In the past, I have been in meetings where we have spent a considerable amount of time creating strategies for audience testing where the underlying problem has been the creative assets. Whilst we should always be sweating the media planning and buying, everyone’s attention was focussed on initiatives that would have negligible impact, when in fact we should have been refreshing tired content. Concentrating on media optimisation was the easy and cheap thing to do, and something we could control, so became the default solution to performance challenges. That’s why we recently created Kite Studio, to offer creative versioning that cost-effectively powers test & learn in digital creative.

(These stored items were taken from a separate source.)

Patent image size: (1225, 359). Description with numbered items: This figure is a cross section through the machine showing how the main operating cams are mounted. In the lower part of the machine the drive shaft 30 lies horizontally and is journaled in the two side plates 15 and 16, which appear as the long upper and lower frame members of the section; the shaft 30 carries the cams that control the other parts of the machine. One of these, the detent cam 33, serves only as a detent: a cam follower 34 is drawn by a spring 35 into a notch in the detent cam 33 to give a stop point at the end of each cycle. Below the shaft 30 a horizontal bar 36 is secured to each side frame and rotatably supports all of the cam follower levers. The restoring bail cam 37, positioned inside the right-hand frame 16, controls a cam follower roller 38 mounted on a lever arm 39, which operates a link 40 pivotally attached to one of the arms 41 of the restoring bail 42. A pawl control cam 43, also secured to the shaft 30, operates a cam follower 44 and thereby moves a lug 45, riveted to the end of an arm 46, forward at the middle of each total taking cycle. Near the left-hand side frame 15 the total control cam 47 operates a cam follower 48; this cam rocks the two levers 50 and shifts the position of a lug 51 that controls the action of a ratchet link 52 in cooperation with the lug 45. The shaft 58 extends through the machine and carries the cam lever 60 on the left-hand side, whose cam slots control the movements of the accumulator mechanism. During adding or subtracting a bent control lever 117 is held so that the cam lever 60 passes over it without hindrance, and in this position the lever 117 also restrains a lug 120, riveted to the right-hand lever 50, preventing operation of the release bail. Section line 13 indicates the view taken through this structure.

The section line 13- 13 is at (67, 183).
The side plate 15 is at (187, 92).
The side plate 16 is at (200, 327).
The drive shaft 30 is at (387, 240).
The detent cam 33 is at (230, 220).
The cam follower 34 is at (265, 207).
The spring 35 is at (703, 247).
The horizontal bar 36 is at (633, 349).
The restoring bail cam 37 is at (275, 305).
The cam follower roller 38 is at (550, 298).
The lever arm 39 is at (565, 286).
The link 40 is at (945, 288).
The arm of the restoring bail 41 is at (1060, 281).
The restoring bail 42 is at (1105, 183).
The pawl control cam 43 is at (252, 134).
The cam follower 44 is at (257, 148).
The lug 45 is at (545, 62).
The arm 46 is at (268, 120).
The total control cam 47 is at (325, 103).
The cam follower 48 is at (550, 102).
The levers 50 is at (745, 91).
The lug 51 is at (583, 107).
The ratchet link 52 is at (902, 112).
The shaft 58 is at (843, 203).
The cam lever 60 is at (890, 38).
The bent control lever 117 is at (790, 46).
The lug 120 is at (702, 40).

Creative versioning goes beyond simply keeping creative fresh to maintain engagement rates. There are three key areas to look at when creating an asset framework: placements, moments, and objectives:
Placements vary hugely from DOOH 6 sheets at bus stops to Instagram Stories and not just in terms of asset scale. People engage with different platforms and therefore, placements in very different ways. For example, most people are dual screening when watching TV or multi-tasking as they listen to digital radio, so you need to fight for their attention. People have a much longer dwell time when looking at an underground cross track than when scrolling through their Facebook newsfeed. All these factors mean that the best practices for story arcs and copy length are completely different. It is widely known that using a TV ad as a YouTube pre-roll doesn’t work, nor does rolling the same content across TikTok, Snapchat and Instagram – it’s all about the placement context and the format possibilities within that environment. Audiences have different expectations in different environments too – they expect creative content to exploit bespoke functionality such as AR and have a specific tone, e.g., user-generated humour on TikTok. We need versioning to maximise in-channel performance; it is not a one-size-fits-all approach.
Moments are crucial because they determine people’s mindsets. These could be at a long-term macro level, such as the current economic climate or micro level at different times of the day. Macro factors are crucial because consumer confidence and mood dictate their openness to particular messages and asks. For example, if you are a charity asking an audience struggling with the cost of living for donations, a £20 per month call to action won’t work. But, using that time to build out your database of supporters for future donations when the economic climate is stronger will resonate as people still want to help, they just can’t right now.
It’s no different when you zoom into micro-moments. When people wake up pre-morning coffee and look at their phone in bed, they don’t want to be told to buy a new washing machine. They might watch an entertaining video of kids putting strange things in washing machines though. Whether that person is then crammed on their commute bus or browsing over their relaxed lunch break, this presents two completely different mindsets even on the same platform, so considering those moments in creative execution to drive engagement is essential.
Lastly objectives. What do we want the audience to do? Is this an awareness campaign where we want ad and, ultimately, brand recall? Consideration? Or even acquisition, measured on linear ROI? The KPI isn’t just aligned to the role of the channel (it could be full-funnel) – it drills right down to the tactical level. When we know how success will be measured, we can tailor assets accordingly, from transforming static images into motion to story arcs and call to actions.
In summary, creative asset production is never ending; there is always something to test, so it’s more a case of prioritisation. Therefore, ringfencing the budget to create optimal content is crucial to campaign success.